Banyak peperangan terjadi. Di jawa bagian barat, Cirebon bergabung dengan Banten mencoba menaklukan kerajaan Pajajaran yang hindu. Pajajaran dibantu oleh orang-orang Majapahit yang sama agama Hindu.  Sehingga daerah sekitar pesantrean Sheik Siti Jenar tidak nyaman lagi.

Menghadapi keadaan ini Sheik siti jenar berminat untuk memindahkan pesantrennya. Maka beliau mencari daerah untuk dibuat pesantren barunya. Yang dicari adalah daerah pedalaman. Jauh digunung. jauh dari kekacauan perang di jawa barat. Dan yang dicari adalah Jawa tengah.

Kebetulan pada tahun 1490 Masehi, Ki Ageng Pengging, penguasa daerah Pengging ( sekitar Surakarta, Jawa Tengah), yang masih berusia 21 tahun, menawarkan daerah Pengging sebagai tempat baru pesantren beliau.

Sunan kalijaga yang dekat dengan Siti jenar memperingatkan hal ini, karena ki Ageng Pengging adalah keturunan Majapahit langsung dan sedang dalam pengawasan kesultanan Demak. Hal ini berbahaya bagi Sheik Siti Jenar.

Karena dalam silsilah Majapahit, Pengging adalah pewaris sesungguhnya tahta Majapahit, bukan Raden Patah. Walau raden patah itu putra langsung dari raja Majapahit. Jadi jika sampai Demak tahu ada hubungan khusus antara Syeh Siti Jenar dengan Pengging, maka pasti akan dicurigai sedang membangun kembali kerajaan Majapahit.

Namun sheik siti jenar ternyata sudah terlalu dekat dengan ki Ageng Pengging.

Dan kisahnya tercatat dalam Pupuh (Bait-Bait) Tembang Jawa seperti dibawah ini :

Satedhaking Majalengka,
Kalawan dharahing Pengging,
Keh prapta apuruhita,
Mangalap kawruh sejati,
Nenggih Ki Ageng Tingkir,
Kalawan Pangeran Panggung,
Buyut Ngerang Ing Betah,
Lawan Ki Ageng Pengging,
Samya tunggil paguron mring Siti Jenar.


Seluruh keturunan Majalengka ( Majapahit ),
Termasuk keturunan dari Pengging,
Banyak yang terpikat oleh beliau,
Datang menimba ilmu pengetahuan sejati,
Seperti Ki Ageng Tingkir,
Juga Pangeran Panggung,
Buyut Ngerang dari daerah Butuh,
serta Ki Ageng Pengging,
Menjadi satu paham dengan beliau.

Syeh Siti Jenar yang memang tidak peduli peta politik Jawa saat itu.  Syeh Siti Jenar tak segan-segan mengajak Ki Ageng Pengging berdiskusi masalah ’spiritual’.  Walau mereka berbeda agama namun keduanya sudah sama-sama yakin dengan  agamanya masing-masing. Hubungan mereka sudah mirip ayah dan anak.

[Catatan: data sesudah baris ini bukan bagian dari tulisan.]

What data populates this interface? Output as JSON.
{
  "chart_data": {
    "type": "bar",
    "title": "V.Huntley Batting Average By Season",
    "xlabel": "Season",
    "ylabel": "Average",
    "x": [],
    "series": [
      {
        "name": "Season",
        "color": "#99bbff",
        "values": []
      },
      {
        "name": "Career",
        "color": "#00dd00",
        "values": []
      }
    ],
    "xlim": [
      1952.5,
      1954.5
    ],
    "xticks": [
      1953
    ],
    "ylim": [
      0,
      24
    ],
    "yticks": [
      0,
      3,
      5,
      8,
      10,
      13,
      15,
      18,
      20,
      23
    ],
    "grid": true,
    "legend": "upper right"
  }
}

Dan laporan kedekatan Syeh Siti Jenar dengan Ki Ageng Pengging pun masuk ke telinga Raden Patah dan Sunan Giri.

Dan fatwa Sunan Giri, beda tipis dengan perintah Patah. Menjelang tahun 1497 Masehi, Sunan Giri, atas nama Pemimpin Dewan Wali Sanga, memerintahkan Sultan Syah Alam Akbar, yaitu Sultan Demak dan Sultan Cirebon, yang tak lain Sunan Gunungjati, untuk menangkap Syeh Siti Jenar.

Pemerintahan Demak dan Cirebon, merespon perintah Dewan Wali tersebut. Sultan Demak segera menitahkan Sunan Kudus, Senopati Agung Demak Bintara untuk pergi ke Cirebon, membawa pasukan sebanyak 700 orang untuk menangkap Syeh Siti Jenar.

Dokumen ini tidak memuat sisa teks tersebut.